Rohit Krishnan's avatar

It can and should be a democratic process, I’m highly skeptical relying on Anthropic’s red lines, esp considering Darios memo now, and the fact that they tried multiple times still to do things like autonomous drones and helped target in Iran etc. There’s a little too much playing footsie to be swayed by some rhetoric here.

Julián's avatar

that's fair, and the iran/drone history is exactly why i'm skeptical of the institutional framing too. my point wasn't that anthropic's red lines are trustworthy. it's that "lawful" as a standard expands to meet operational needs regardless of who draws the line. democratic process is the right answer in theory. the question is whether it moves fast enough when the technology doesn't wait for committee.

Mark Ramm's avatar

Smart structural analysis. The two enforcement models — Anthropic's contractual red lines vs. OpenAI's operational visibility — is a distinction most coverage misses.
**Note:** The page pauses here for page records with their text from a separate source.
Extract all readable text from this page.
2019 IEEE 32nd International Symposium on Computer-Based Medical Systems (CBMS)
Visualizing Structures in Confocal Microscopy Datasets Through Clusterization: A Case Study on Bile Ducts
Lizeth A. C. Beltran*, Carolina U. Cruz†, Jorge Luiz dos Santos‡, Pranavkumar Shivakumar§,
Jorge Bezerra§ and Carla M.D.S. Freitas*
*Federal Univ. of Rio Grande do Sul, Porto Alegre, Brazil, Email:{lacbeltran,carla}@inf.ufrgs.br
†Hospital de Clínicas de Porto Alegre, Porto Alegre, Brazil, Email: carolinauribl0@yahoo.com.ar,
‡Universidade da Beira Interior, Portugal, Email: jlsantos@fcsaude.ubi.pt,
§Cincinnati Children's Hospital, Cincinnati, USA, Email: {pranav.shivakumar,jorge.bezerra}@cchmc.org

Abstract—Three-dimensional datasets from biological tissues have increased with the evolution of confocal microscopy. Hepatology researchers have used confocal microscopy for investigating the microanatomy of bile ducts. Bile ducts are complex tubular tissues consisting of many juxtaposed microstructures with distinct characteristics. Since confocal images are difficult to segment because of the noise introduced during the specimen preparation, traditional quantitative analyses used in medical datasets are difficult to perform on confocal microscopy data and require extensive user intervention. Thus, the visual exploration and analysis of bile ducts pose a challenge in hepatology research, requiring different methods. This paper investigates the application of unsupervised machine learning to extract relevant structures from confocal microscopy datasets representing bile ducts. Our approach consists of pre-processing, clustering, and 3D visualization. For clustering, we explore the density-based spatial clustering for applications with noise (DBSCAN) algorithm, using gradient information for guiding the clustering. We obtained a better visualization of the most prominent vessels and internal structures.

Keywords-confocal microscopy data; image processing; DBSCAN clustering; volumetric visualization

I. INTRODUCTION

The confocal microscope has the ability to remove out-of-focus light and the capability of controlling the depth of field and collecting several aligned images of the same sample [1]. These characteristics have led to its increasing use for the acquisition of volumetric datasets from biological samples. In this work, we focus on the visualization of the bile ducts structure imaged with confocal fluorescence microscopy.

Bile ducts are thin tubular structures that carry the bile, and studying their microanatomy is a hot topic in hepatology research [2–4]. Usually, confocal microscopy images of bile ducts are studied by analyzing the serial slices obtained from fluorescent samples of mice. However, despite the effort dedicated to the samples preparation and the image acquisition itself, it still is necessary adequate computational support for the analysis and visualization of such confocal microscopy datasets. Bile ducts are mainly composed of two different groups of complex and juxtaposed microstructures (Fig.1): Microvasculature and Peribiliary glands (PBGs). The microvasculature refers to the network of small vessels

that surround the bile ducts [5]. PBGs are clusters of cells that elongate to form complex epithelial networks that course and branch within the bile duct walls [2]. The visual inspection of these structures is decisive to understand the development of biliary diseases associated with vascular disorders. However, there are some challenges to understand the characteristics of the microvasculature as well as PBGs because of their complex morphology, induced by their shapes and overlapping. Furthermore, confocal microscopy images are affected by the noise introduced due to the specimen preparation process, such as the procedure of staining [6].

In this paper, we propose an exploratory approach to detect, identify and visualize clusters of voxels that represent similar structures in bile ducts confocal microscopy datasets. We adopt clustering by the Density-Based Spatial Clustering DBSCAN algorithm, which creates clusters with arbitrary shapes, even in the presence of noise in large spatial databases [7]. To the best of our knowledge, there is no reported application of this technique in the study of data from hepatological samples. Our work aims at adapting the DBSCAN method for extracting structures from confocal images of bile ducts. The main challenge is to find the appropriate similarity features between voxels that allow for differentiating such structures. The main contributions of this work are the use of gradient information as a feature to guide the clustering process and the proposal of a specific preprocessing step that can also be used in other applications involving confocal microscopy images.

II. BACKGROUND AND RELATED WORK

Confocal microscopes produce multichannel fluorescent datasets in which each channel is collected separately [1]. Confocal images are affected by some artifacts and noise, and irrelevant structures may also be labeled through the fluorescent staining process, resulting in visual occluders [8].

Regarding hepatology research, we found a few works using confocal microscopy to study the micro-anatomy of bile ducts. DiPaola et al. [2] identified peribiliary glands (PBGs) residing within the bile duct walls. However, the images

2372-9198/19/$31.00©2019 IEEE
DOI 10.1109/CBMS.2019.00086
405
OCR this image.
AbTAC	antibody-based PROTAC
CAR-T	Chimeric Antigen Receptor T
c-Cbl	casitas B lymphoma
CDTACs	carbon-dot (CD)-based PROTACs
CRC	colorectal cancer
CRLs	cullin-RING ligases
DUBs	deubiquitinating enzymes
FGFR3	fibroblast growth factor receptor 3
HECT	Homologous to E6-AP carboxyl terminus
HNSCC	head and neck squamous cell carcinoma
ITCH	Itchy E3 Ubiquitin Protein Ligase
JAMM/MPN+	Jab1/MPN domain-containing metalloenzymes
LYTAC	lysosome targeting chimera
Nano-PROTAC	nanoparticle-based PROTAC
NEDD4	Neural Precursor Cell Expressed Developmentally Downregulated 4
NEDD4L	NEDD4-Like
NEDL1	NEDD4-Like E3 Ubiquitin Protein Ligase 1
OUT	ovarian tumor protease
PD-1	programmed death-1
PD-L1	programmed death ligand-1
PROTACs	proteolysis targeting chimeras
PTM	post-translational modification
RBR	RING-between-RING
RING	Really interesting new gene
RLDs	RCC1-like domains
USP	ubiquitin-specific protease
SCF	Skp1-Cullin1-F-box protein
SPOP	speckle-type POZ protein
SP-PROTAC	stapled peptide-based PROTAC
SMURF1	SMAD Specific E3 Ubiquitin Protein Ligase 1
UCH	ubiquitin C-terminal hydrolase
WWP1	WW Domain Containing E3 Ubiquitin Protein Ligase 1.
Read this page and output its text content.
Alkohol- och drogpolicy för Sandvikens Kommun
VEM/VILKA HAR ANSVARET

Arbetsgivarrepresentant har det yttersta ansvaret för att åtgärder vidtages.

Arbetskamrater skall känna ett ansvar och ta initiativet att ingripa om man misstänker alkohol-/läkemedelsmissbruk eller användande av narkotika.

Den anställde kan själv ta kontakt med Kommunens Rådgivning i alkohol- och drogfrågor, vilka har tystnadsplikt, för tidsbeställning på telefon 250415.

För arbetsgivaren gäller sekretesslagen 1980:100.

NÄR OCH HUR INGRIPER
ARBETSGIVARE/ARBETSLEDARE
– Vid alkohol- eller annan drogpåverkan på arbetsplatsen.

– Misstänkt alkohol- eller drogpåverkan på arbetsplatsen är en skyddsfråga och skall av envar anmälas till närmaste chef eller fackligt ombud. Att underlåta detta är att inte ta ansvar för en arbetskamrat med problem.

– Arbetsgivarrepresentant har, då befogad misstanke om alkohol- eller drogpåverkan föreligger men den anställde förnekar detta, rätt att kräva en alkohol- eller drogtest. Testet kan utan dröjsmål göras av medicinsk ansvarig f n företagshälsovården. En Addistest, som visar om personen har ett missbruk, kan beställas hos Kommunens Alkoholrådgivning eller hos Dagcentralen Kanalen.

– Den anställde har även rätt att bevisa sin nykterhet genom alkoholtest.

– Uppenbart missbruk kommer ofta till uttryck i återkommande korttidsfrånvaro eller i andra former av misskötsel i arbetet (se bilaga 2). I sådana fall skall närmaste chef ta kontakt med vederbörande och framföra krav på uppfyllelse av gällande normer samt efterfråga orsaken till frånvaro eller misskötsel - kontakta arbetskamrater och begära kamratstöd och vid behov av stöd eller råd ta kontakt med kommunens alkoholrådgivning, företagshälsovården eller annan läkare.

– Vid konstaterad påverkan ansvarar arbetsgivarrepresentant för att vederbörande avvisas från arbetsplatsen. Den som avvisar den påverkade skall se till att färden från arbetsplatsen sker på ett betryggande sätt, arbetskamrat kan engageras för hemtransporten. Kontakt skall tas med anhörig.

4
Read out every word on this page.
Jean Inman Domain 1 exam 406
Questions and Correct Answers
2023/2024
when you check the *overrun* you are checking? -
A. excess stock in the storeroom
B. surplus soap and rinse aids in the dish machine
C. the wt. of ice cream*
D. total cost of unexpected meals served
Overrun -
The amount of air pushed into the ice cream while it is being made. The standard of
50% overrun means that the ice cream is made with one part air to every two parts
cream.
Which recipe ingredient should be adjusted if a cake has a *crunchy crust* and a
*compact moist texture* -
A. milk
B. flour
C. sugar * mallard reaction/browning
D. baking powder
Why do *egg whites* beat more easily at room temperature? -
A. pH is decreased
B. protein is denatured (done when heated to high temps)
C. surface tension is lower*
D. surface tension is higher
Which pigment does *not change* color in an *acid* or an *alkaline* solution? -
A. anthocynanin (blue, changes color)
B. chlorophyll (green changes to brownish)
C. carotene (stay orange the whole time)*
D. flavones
But I'd push back on framing this as a symmetrical engineering problem. The government's own behavior reveals it wasn't evaluating enforcement models. It was picking winners.

OpenAI's president gave $25M to MAGA Inc. OpenSecrets documented that the companies donating to Trump's AI ballroom project are the same ones receiving billions in federal AI contracts and helped write the AI Action Plan. Anthropic isn't on the donor list.

Emil Michael was still on the phone negotiating with Anthropic when Hegseth tweeted the supply chain risk designation. Then CENTCOM used Claude — via the Maven Smart System — to bomb Iran hours after the ban.

The enforcement architecture question is real. But it's downstream of a simpler one: who had $25 million worth of access to the table where enforcement architecture gets decided?

https://theramm.substack.com/p/the-pentagon-banned-claude-as-a-national

The Synthesis's avatar

The $25M buys you the seat. But the enforcement architecture question isn't downstream — it's what makes the seat worth buying. OpenAI's "operational visibility" model is attractive to DoW precisely because it doesn't constrain future use. The donation gets you to the table; the permissive enforcement model is the product you're selling once you're there. Same pattern as defense procurement has always run — the contract terms matter more than the sticker price.